Yesterday, I described the uncomfortable feeling I had about how the Bears were going about “improving” the defense. Apparently I wasn’t alone.
Here’s what Steve Rosenbloom at the Chicago Tribune had to say as he urged the Bears to sign defensive end Jared Allen:
“Jared Allen has recorded double-digit sacks in each of the last seven seasons. That’s a right defensive end the way it oughta be.
“The way Julius Peppers used to be.
“The way the Bears need one to be.”
When you are talking about replacing the sacks generated by veterans like Peppers and, potentially, Henry Melton, Allen seems more like the guy conventional wisdom would indicate is needed.

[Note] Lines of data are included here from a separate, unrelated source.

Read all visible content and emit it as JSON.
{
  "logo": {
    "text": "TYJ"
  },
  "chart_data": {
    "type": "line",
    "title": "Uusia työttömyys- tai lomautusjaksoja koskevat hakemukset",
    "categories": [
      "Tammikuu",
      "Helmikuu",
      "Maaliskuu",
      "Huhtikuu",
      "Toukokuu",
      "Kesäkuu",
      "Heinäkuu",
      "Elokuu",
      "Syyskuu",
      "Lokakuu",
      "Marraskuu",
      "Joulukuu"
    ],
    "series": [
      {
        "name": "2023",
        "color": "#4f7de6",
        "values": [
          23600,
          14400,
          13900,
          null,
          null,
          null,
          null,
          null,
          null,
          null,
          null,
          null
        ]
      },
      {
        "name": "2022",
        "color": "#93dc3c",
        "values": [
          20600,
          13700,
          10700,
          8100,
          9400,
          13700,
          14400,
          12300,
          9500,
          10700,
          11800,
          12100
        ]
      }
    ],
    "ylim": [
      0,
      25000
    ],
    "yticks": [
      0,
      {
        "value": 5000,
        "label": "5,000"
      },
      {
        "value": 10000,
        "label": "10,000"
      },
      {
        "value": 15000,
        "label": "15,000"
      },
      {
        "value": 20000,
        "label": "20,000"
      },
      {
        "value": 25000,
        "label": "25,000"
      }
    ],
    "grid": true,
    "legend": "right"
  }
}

The 2013 Bears defense was essentially the same as the 2012 version. There was a lot of talent there. With the new signings by general manager Phil Emery, that talent hasn’t been replaced “by the numbers”.
In thinking about this situation I realized that my uneasiness reminded me of the way I felt after Emery drafted offensive guard Kyle Long and linebacker Jon Bostic last year and defensive end Shea McClellin the year before. Here’s what I said:
“Emery appears drafting by the numbers. Like former Bears head coach Dave Wannstedt in the days when the Bears drafted the likes of John Thierry and Alonzo Spellman, Emery appears to be enamored with measurables that can be derived from workouts rather than what he sees in terms of play on the field. He’s drafting ‘traits’ not football players.”
And it suddenly hit me: what Emery is doing is what he’s done in the draft since he’s been here – he’s projecting future performance based upon “traits” and player development.
What traits is Emery looking for? Here’s what he said about new defensive end Lamarr Houston: (via Melissa Isaacson at espn.com):
“He’s a good pass-rusher. When I looked at him versus the players that we have on our team, his two-year combined total disruptions is higher than anybody on our team. And I know I’ve used that word disruption and there are a lot of variations of what that means …
“The research from 2008 on [shows] when a pass play is performed without pressure, without a knockdown, hit or sack, the percentage of completion is about 64 percent. When there’s a sack, obviously it goes to 0. But with a hit or a pressure, it goes to 38.5. So those are significant when you talk about disruptions of a passer. And he certainly has had those.”
Similarly, here’s what Rich Campbell and Dan Wiederer at the Tribune emphasized about the signing of defensive end Willie Young:
“In his first year as a starter last year with the Lions, harass quarterbacks is exactly what Young did, recording 11.5 knockdowns and 15 hurries (according to STATS). But sacking them – he only had three in 2013 for six in his career – is another thing.”
Yes it is.
Emery continues to play a dangerous game. Going from “pressures” to “sacks” is a line that is difficult to cross. There are a lot of players that never do it. Yet Emery continues to be completely focused on bringing in unproven youth not only in the draft, but now in free agency as well. This involves projecting forward to what he thinks the player is on his way to, not taking the more sure route of buying what the player already is. Perhaps he’s forced to do it by budgetary constraints.
In any case, he’s betting heavily on his ability to tell the future and the coaching staff’s ability to make it happen. Sometimes it works out, as it did for Long. Sometimes it doesn’t as it has yet to do with McClellin. All we can do is hold our breath and pray that he knows what he’s doing. We surely won’t be alone.